The Racketty Street Gang
- Author: L. H. Evers
- Language: English
- Genre: Children's fiction
- Publisher: Hodder & Stoughton
- Publication date: 1961
- Publication place: Australia
- Media type: Print
- Pages: 189pp
- Preceded by: Make Way for Tomorrow
- Followed by: Danny's Wonderful Uncle

= The Racketty Street Gang =

Book by L. H. Evers

The Racketty Street Gang (1961) is a novel for children by Australian author L. H. Evers.
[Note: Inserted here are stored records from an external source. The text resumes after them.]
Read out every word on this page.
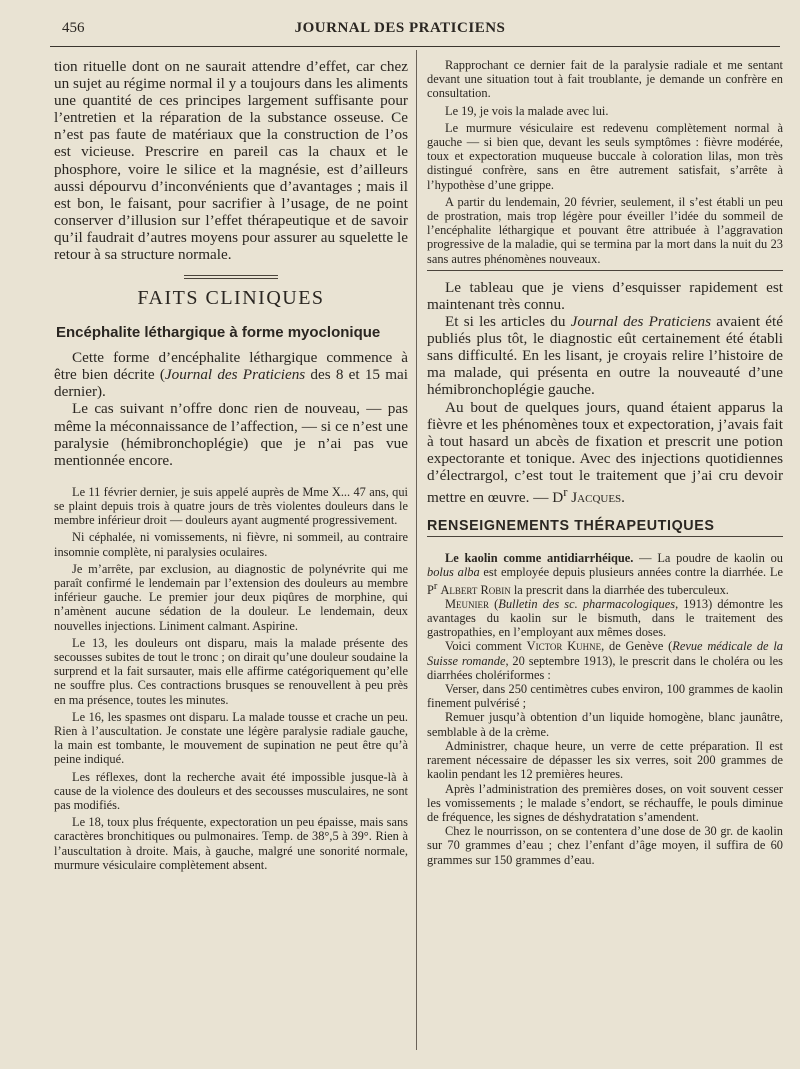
456	JOURNAL DES PRATICIENS

tion rituelle dont on ne saurait attendre d’effet, car chez un sujet au régime normal il y a toujours dans les aliments une quantité de ces principes largement suffisante pour l’entretien et la réparation de la substance osseuse. Ce n’est pas faute de matériaux que la construction de l’os est vicieuse. Prescrire en pareil cas la chaux et le phosphore, voire le silice et la magnésie, est d’ailleurs aussi dépourvu d’inconvénients que d’avantages ; mais il est bon, le faisant, pour sacrifier à l’usage, de ne point conserver d’illusion sur l’effet thérapeutique et de savoir qu’il faudrait d’autres moyens pour assurer au squelette le retour à sa structure normale.

FAITS CLINIQUES
Encéphalite léthargique à forme myoclonique

Cette forme d’encéphalite léthargique commence à être bien décrite (Journal des Praticiens des 8 et 15 mai dernier).

Le cas suivant n’offre donc rien de nouveau, — pas même la méconnaissance de l’affection, — si ce n’est une paralysie (hémibronchoplégie) que je n’ai pas vue mentionnée encore.

Le 11 février dernier, je suis appelé auprès de Mme X... 47 ans, qui se plaint depuis trois à quatre jours de très violentes douleurs dans le membre inférieur droit — douleurs ayant augmenté progressivement.

Ni céphalée, ni vomissements, ni fièvre, ni sommeil, au contraire insomnie complète, ni paralysies oculaires.

Je m’arrête, par exclusion, au diagnostic de polynévrite qui me paraît confirmé le lendemain par l’extension des douleurs au membre inférieur gauche. Le premier jour deux piqûres de morphine, qui n’amènent aucune sédation de la douleur. Le lendemain, deux nouvelles injections. Liniment calmant. Aspirine.

Le 13, les douleurs ont disparu, mais la malade présente des secousses subites de tout le tronc ; on dirait qu’une douleur soudaine la surprend et la fait sursauter, mais elle affirme catégoriquement qu’elle ne souffre plus. Ces contractions brusques se renouvellent à peu près en ma présence, toutes les minutes.

Le 16, les spasmes ont disparu. La malade tousse et crache un peu. Rien à l’auscultation. Je constate une légère paralysie radiale gauche, la main est tombante, le mouvement de supination ne peut être qu’à peine indiqué.

Les réflexes, dont la recherche avait été impossible jusque-là à cause de la violence des douleurs et des secousses musculaires, ne sont pas modifiés.

Le 18, toux plus fréquente, expectoration un peu épaisse, mais sans caractères bronchitiques ou pulmonaires. Temp. de 38°,5 à 39°. Rien à l’auscultation à droite. Mais, à gauche, malgré une sonorité normale, murmure vésiculaire complètement absent.

Rapprochant ce dernier fait de la paralysie radiale et me sentant devant une situation tout à fait troublante, je demande un confrère en consultation.

Le 19, je vois la malade avec lui.

Le murmure vésiculaire est redevenu complètement normal à gauche — si bien que, devant les seuls symptômes : fièvre modérée, toux et expectoration muqueuse buccale à coloration lilas, mon très distingué confrère, sans en être autrement satisfait, s’arrête à l’hypothèse d’une grippe.

A partir du lendemain, 20 février, seulement, il s’est établi un peu de prostration, mais trop légère pour éveiller l’idée du sommeil de l’encéphalite léthargique et pouvant être attribuée à l’aggravation progressive de la maladie, qui se termina par la mort dans la nuit du 23 sans autres phénomènes nouveaux.

Le tableau que je viens d’esquisser rapidement est maintenant très connu.

Et si les articles du Journal des Praticiens avaient été publiés plus tôt, le diagnostic eût certainement été établi sans difficulté. En les lisant, je croyais relire l’histoire de ma malade, qui présenta en outre la nouveauté d’une hémibronchoplégie gauche.

Au bout de quelques jours, quand étaient apparus la fièvre et les phénomènes toux et expectoration, j’avais fait à tout hasard un abcès de fixation et prescrit une potion expectorante et tonique. Avec des injections quotidiennes d’électrargol, c’est tout le traitement que j’ai cru devoir mettre en œuvre. — $D^r$ Jacques.

RENSEIGNEMENTS THÉRAPEUTIQUES

Le kaolin comme antidiarrhéique. — La poudre de kaolin ou bolus alba est employée depuis plusieurs années contre la diarrhée. Le $P^r$ Albert Robin la prescrit dans la diarrhée des tuberculeux.

Meunier (Bulletin des sc. pharmacologiques, 1913) démontre les avantages du kaolin sur le bismuth, dans le traitement des gastropathies, en l’employant aux mêmes doses.

Voici comment Victor Kuhne, de Genève (Revue médicale de la Suisse romande, 20 septembre 1913), le prescrit dans le choléra ou les diarrhées cholériformes :

Verser, dans 250 centimètres cubes environ, 100 grammes de kaolin finement pulvérisé ;

Remuer jusqu’à obtention d’un liquide homogène, blanc jaunâtre, semblable à de la crème.

Administrer, chaque heure, un verre de cette préparation. Il est rarement nécessaire de dépasser les six verres, soit 200 grammes de kaolin pendant les 12 premières heures.

Après l’administration des premières doses, on voit souvent cesser les vomissements ; le malade s’endort, se réchauffe, le pouls diminue de fréquence, les signes de déshydratation s’amendent.

Chez le nourrisson, on se contentera d’une dose de 30 gr. de kaolin sur 70 grammes d’eau ; chez l’enfant d’âge moyen, il suffira de 60 grammes sur 150 grammes d’eau.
It was joint winner of the Children's Book of the Year Award: Older Readers in 1962.

==Plot outline==

The novel is set in an old Sydney harbour suburb and follows the exploits of a group of young buys who attempt to clear the name of the father of one of them from a war disgrace.

==Critical reception==

In a round-up of books of the time a reviewer in The Canberra Times in 1961 called the book "a remarkably good yarn". They went on to say: "The author obviously knows these parts well, and his perceptive comments give life and depth to this story...Boys and girls are almost bound to enjoy this story, which I hope finds its way into the list of books for consideration for the 1961 Book of the Year Award."

==Television adaptation==

The novel was adapted for Australian television over six episodes in 1961. The adaptation was written and directed by Dorothea Brooking and featured John Abineri in the role of Stephan Smertzer.